The Product Chasm — Systems Thinking vs. Linear Planning

Why do so many top executives don’t seem to get “product”? This is the 4th post of the The Product Chasm series that introduces 9 different mental models that separate “modern product management” from “the business”. I found these models when reading through the responses to my question on product twitter.

Systems Thinking vs. Linear Planning

One explanation I’ve witnessed is that execs need to communicate deliverables and bottom lines and product work always has some uncertainty to it.
Ido Ivry

In fact, product work is inherently complex, considering all the different people and forces at play. This leads to a rather high level of uncertainty. As Dane puts it: "Uncertainty frightens most people [...] Often, incentives pull toward projecting certainty and moving toward action."

Consequently, we as product people need to apply a certain level of systems thinking to appropriately deal with the inherent complexity of product development. But that doesn’t translate very well to how most executives like to run their business, i.e. linear budget planning with a roadmap full of specific product milestones.

Alright, what now?

There’s obviously no easy way to just overcome fundamental differences in how to think about product and business, and the relationship between these domains.

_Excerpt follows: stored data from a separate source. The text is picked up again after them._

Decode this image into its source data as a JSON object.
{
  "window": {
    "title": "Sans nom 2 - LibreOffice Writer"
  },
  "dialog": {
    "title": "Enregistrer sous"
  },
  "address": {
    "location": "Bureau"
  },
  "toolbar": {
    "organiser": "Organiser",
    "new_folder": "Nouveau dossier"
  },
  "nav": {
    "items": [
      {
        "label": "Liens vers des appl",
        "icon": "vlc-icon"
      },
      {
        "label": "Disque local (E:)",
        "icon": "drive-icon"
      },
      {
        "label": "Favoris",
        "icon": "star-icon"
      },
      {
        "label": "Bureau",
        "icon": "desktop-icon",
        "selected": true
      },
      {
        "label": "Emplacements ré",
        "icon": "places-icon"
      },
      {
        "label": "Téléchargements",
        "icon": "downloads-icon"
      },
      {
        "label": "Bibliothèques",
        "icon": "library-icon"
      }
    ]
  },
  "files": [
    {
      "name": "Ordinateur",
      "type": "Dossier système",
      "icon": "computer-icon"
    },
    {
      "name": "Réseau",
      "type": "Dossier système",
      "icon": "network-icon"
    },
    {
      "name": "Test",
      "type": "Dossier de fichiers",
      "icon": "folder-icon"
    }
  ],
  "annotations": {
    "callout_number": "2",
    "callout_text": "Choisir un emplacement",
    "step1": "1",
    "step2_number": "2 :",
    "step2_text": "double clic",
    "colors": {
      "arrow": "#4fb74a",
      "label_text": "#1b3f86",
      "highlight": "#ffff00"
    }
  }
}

In our experience, it all comes down to establishing a shared frame of reference, a common vocabulary, a grammar even, a shared language that allows for better communication and understanding of each other's perspectives and motivations.

And because human beings are very good at processing information and sharing thoughts in a visual way, it certainly helps to use a visual form to make that shared frame of reference accessible and usable for everyone.

Once we start using such a visual framework to make different perspectives explicit, and to explore the connections between everything business-related with everything product-related, we’ll see new shared mental models evolve. Such ones that will lead to new insights, and to new shared narratives, and to new shared stories, to memes even. Because that is how mental models spread and connect.

That is why we have created The Product Field many years ago, and why we are building Field today — providing a shared frame of reference for everyone who contributes to product outcomes (including executives!), and helping product leaders facilitate the process of connecting the mental models at play. Not just to cross the chasm, but to make it a little smaller every day.